The real consequences of nuclear war, he asserts, were debatable as modeling was insufficient. It was the same with research into volcanoes and climate change.
"Given the uncertainties in both models and the significant differences concerning the causes (dust and soot, versus sulphates) and length (three months to several years), the analogy between 'nuclear winter' and ' volcanic winter' was unsubstantiated, having only a vague commonality in a short-term diminution of global temperatures. In fact, as I will show, the analogy never underwent scrutiny, debate or substantiation, as some volcanologists succeeded in turning a passing speculation into a matter of fact."

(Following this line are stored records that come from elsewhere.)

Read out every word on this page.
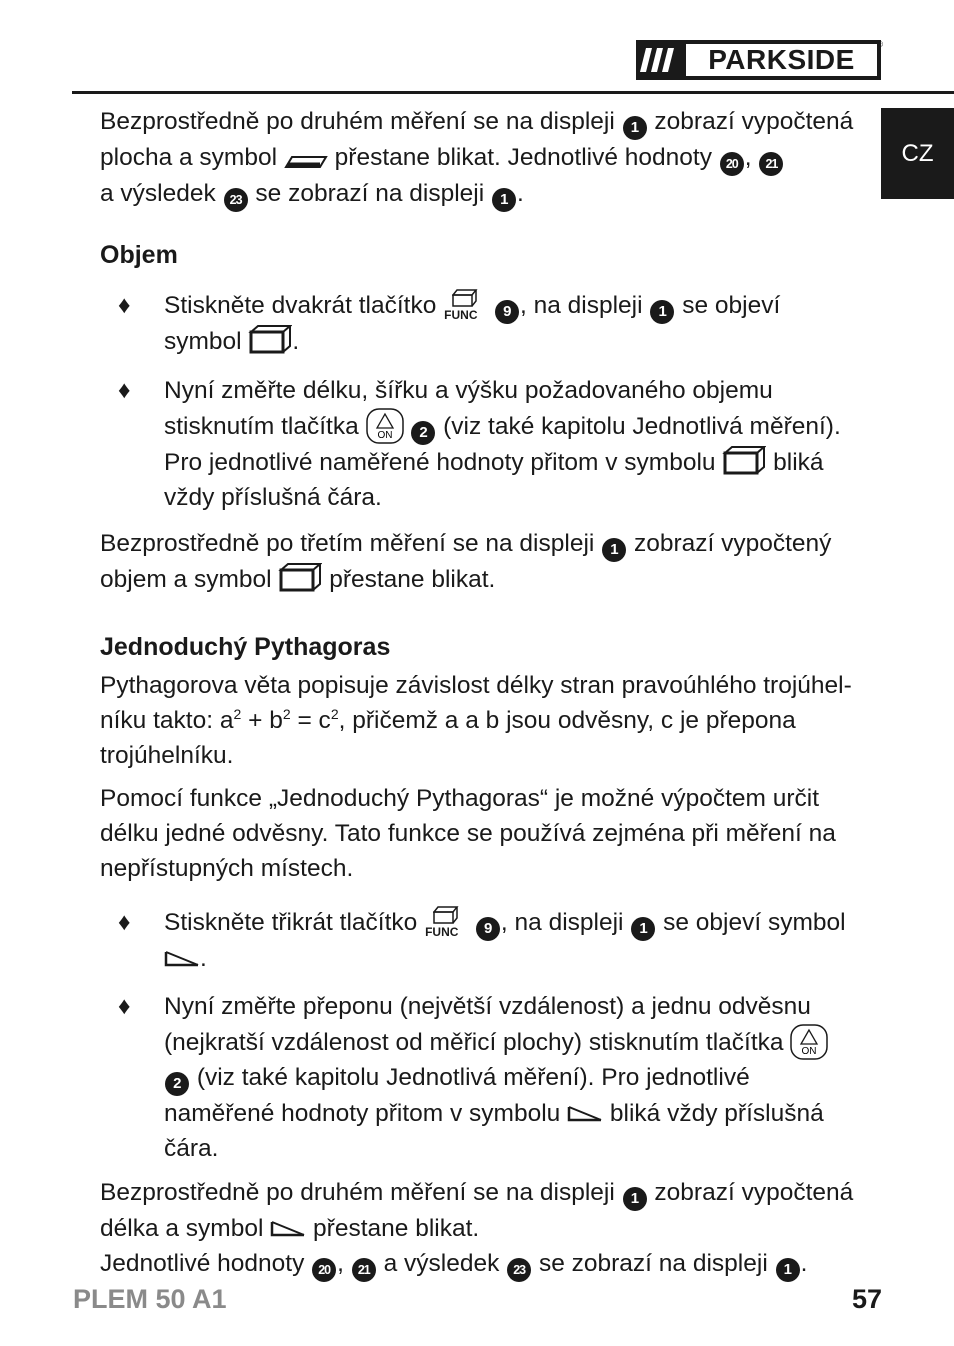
PARKSIDE	®
CZ

Bezprostředně po druhém měření se na displeji 1 zobrazí vypočtená plocha a symbol přestane blikat. Jednotlivé hodnoty 20 , 21
a výsledek 23 se zobrazí na displeji 1 .

Objem
♦ Stiskněte dvakrát tlačítko FUNC 9 , na displeji 1 se objeví symbol .
♦ Nyní změřte délku, šířku a výšku požadovaného objemu stisknutím tlačítka ON 2 (viz také kapitolu Jednotlivá měření). Pro jednotlivé naměřené hodnoty přitom v symbolu bliká vždy příslušná čára.

Bezprostředně po třetím měření se na displeji 1 zobrazí vypočtený objem a symbol přestane blikat.

Jednoduchý Pythagoras

Pythagorova věta popisuje závislost délky stran pravoúhlého trojúhelníku takto: $a^2 + b^2 = c^2$, přičemž a a b jsou odvěsny, c je přepona trojúhelníku.

Pomocí funkce „Jednoduchý Pythagoras“ je možné výpočtem určit délku jedné odvěsny. Tato funkce se používá zejména při měření na nepřístupných místech.

♦ Stiskněte třikrát tlačítko FUNC 9 , na displeji 1 se objeví symbol
.
♦ Nyní změřte přeponu (největší vzdálenost) a jednu odvěsnu (nejkratší vzdálenost od měřicí plochy) stisknutím tlačítka ON
2 (viz také kapitolu Jednotlivá měření). Pro jednotlivé naměřené hodnoty přitom v symbolu bliká vždy příslušná čára.

Bezprostředně po druhém měření se na displeji 1 zobrazí vypočtená délka a symbol přestane blikat.

Jednotlivé hodnoty 20 , 21 a výsledek 23 se zobrazí na displeji 1 .

PLEM 50 A1	57
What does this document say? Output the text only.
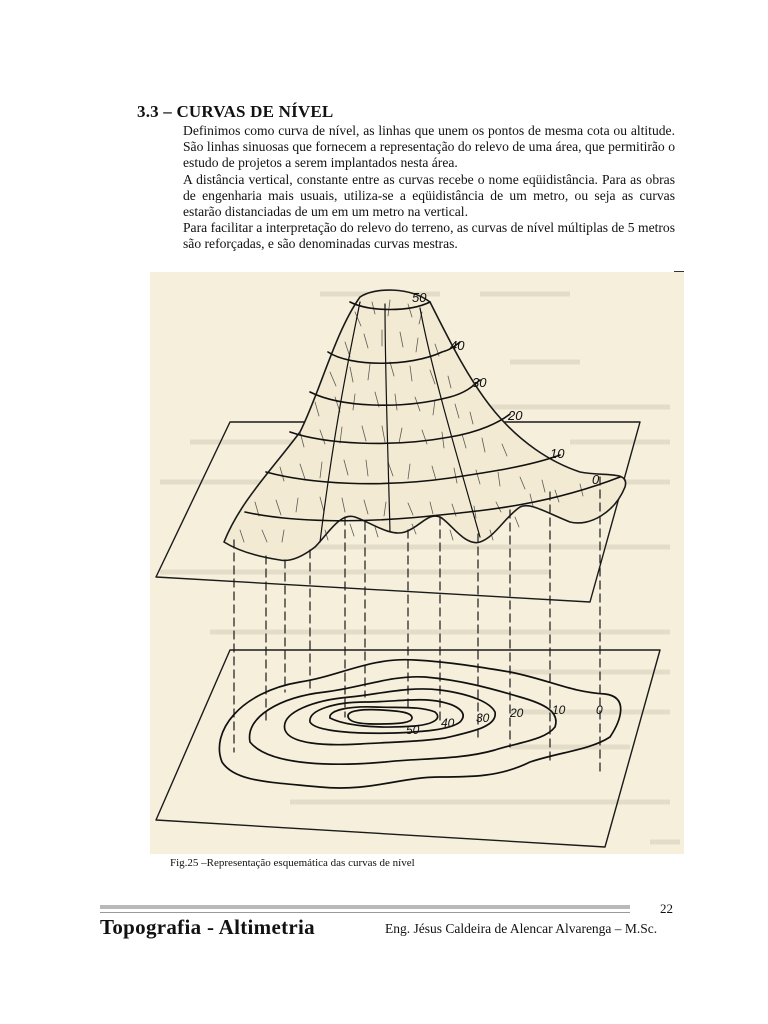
3.3 – CURVAS DE NÍVEL

Definimos como curva de nível, as linhas que unem os pontos de mesma cota ou altitude. São linhas sinuosas que fornecem a representação do relevo de uma área, que permitirão o estudo de projetos a serem implantados nesta área.

A distância vertical, constante entre as curvas recebe o nome eqüidistância. Para as obras de engenharia mais usuais, utiliza-se a eqüidistância de um metro, ou seja as curvas estarão distanciadas de um em um metro na vertical.

Para facilitar a interpretação do relevo do terreno, as curvas de nível múltiplas de 5 metros são reforçadas, e são denominadas curvas mestras.

50
40
30
20
10
0
50 40 30 20 10	0
Fig.25 –Representação esquemática das curvas de nível
22
Topografia - Altimetria	Eng. Jésus Caldeira de Alencar Alvarenga – M.Sc.
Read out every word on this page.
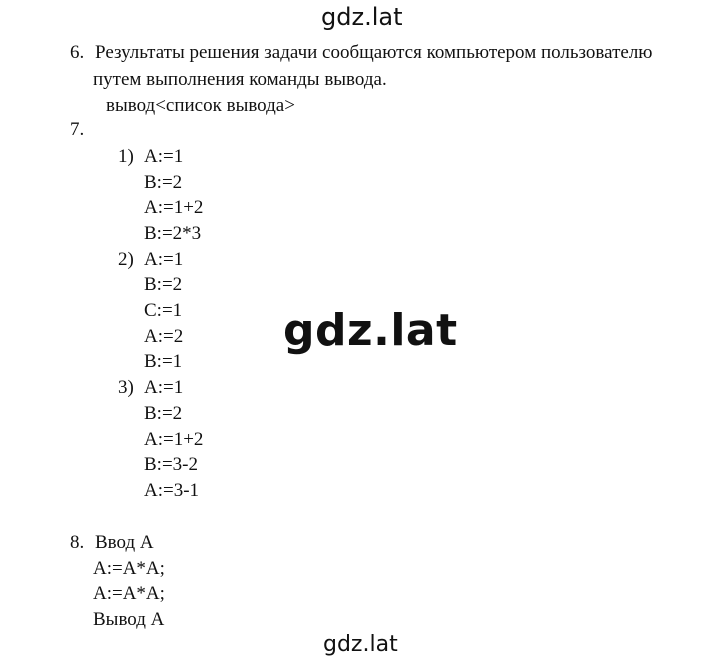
gdz.lat
gdz.lat
gdz.lat
6. Результаты решения задачи сообщаются компьютером пользователю
путем выполнения команды вывода.
вывод<список вывода>
7.
1) A:=1
B:=2
A:=1+2
B:=2*3
2) A:=1
B:=2
C:=1
A:=2
B:=1
3) A:=1
B:=2
A:=1+2
B:=3-2
A:=3-1
8. Ввод А
A:=A*A;
A:=A*A;
Вывод А
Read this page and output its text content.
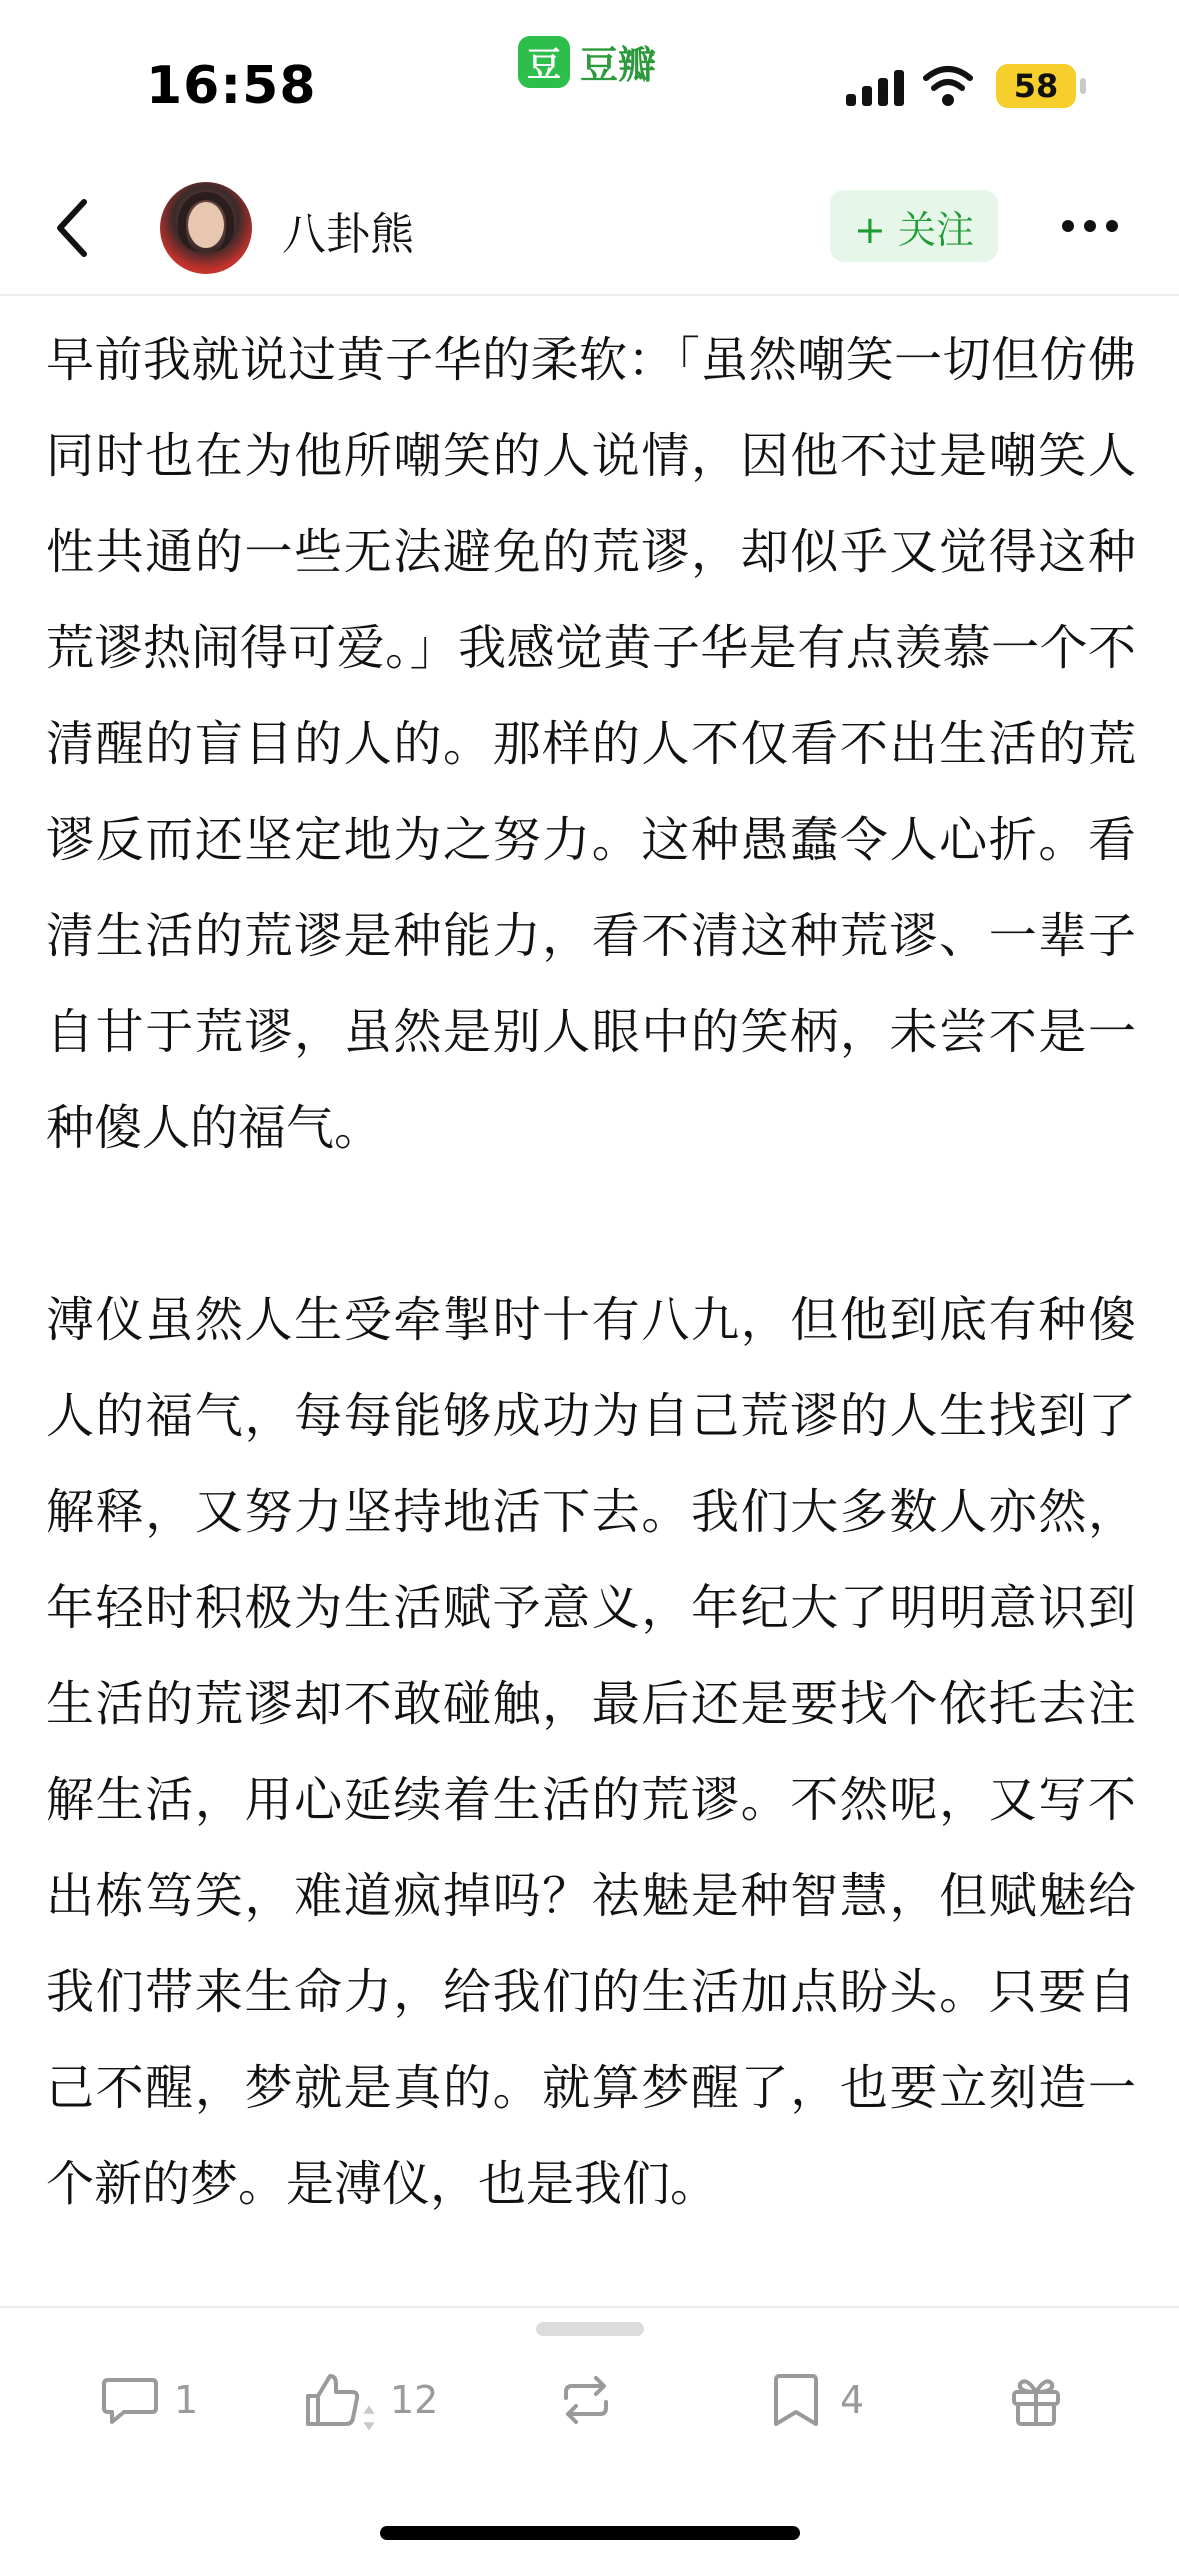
16:58	豆 豆瓣	58
八卦熊	+ 关注

早前我就说过黄子华的柔软：「虽然嘲笑一切但仿佛同时也在为他所嘲笑的人说情，因他不过是嘲笑人性共通的一些无法避免的荒谬，却似乎又觉得这种荒谬热闹得可爱。」我感觉黄子华是有点羡慕一个不清醒的盲目的人的。那样的人不仅看不出生活的荒谬反而还坚定地为之努力。这种愚蠢令人心折。看清生活的荒谬是种能力，看不清这种荒谬、一辈子自甘于荒谬，虽然是别人眼中的笑柄，未尝不是一种傻人的福气。

溥仪虽然人生受牵掣时十有八九，但他到底有种傻人的福气，每每能够成功为自己荒谬的人生找到了解释，又努力坚持地活下去。我们大多数人亦然，年轻时积极为生活赋予意义，年纪大了明明意识到生活的荒谬却不敢碰触，最后还是要找个依托去注解生活，用心延续着生活的荒谬。不然呢，又写不出栋笃笑，难道疯掉吗？祛魅是种智慧，但赋魅给我们带来生命力，给我们的生活加点盼头。只要自己不醒，梦就是真的。就算梦醒了，也要立刻造一个新的梦。是溥仪，也是我们。

1	12	4
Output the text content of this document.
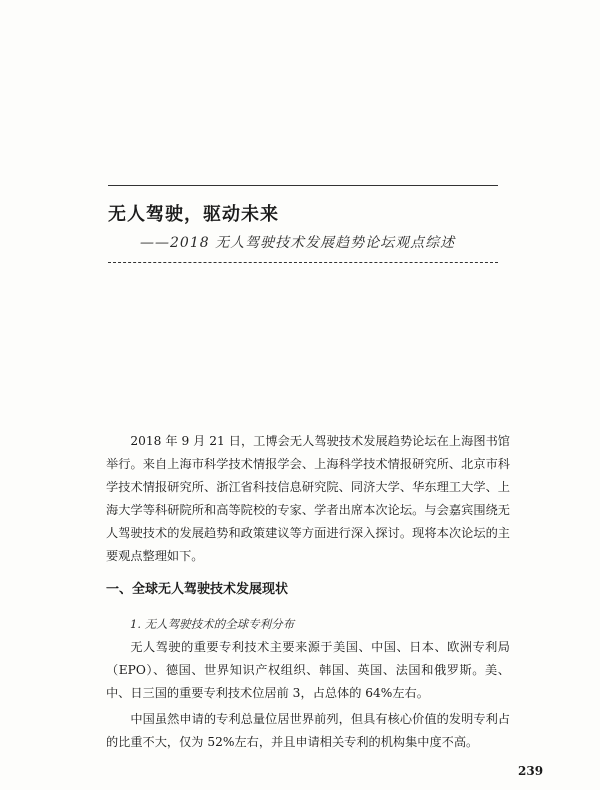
无人驾驶，驱动未来
——2018 无人驾驶技术发展趋势论坛观点综述

2018 年 9 月 21 日，工博会无人驾驶技术发展趋势论坛在上海图书馆举行。来自上海市科学技术情报学会、上海科学技术情报研究所、北京市科学技术情报研究所、浙江省科技信息研究院、同济大学、华东理工大学、上海大学等科研院所和高等院校的专家、学者出席本次论坛。与会嘉宾围绕无人驾驶技术的发展趋势和政策建议等方面进行深入探讨。现将本次论坛的主要观点整理如下。

一、全球无人驾驶技术发展现状
1. 无人驾驶技术的全球专利分布

无人驾驶的重要专利技术主要来源于美国、中国、日本、欧洲专利局（EPO）、德国、世界知识产权组织、韩国、英国、法国和俄罗斯。美、中、日三国的重要专利技术位居前 3，占总体的 64%左右。

中国虽然申请的专利总量位居世界前列，但具有核心价值的发明专利占的比重不大，仅为 52%左右，并且申请相关专利的机构集中度不高。

239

"Over the following years, the analogy took on a life of its own and spawned further
analogies: large-scale volcanic eruptions turned into 'supereruptions,' and 'supervolcanoes' became natural equivalents for the human-made 'superbomb,' the hydrogen bomb. Some volcanologists played up this hype and tendency to self-aggrandizement, not only in their scientific articles, but also in popular TV features. For example, BBC and Discovery Channel programs on supervolcanoes played out the horrific scenario of a possible repetition of the eruption of the Yellowstone volcano in the state of Wyoming, which last erupted 600,000 years ago. Prominent volcanologists painted a somber picture of future eruptions while ill concealing their excitement at how they had figured out that doom is inevitable. These programs obfuscated the fact that the more dangerous and also more imminent threats came, and still come from humans themselves--and volcanologists tended to play along."
---Jan. 19 Business Week, which is looking decidedly thin these days, offers the inescapably alluring, "The Worst Managers." They include former Bear Stearns CEO James Cayne, who appeared "clueless" as his company collapsed; Former Lehman Brothers CEO Richard Fuld, convinced that his company was too big to fail; Yahoo! Boss Jerry Yang, who walked away from Microsoft's offer to buy the company; General Motors chief Richard Wagoner, who inherited a mess "but did little to invest in fuel-efficient cars and force radical change": and Tribune Co. head Sam Zell, who is cited for "sucking the life out of an ailing media empire" as he promised to save the newspaper business, then filed the largest print media bankruptcy ever.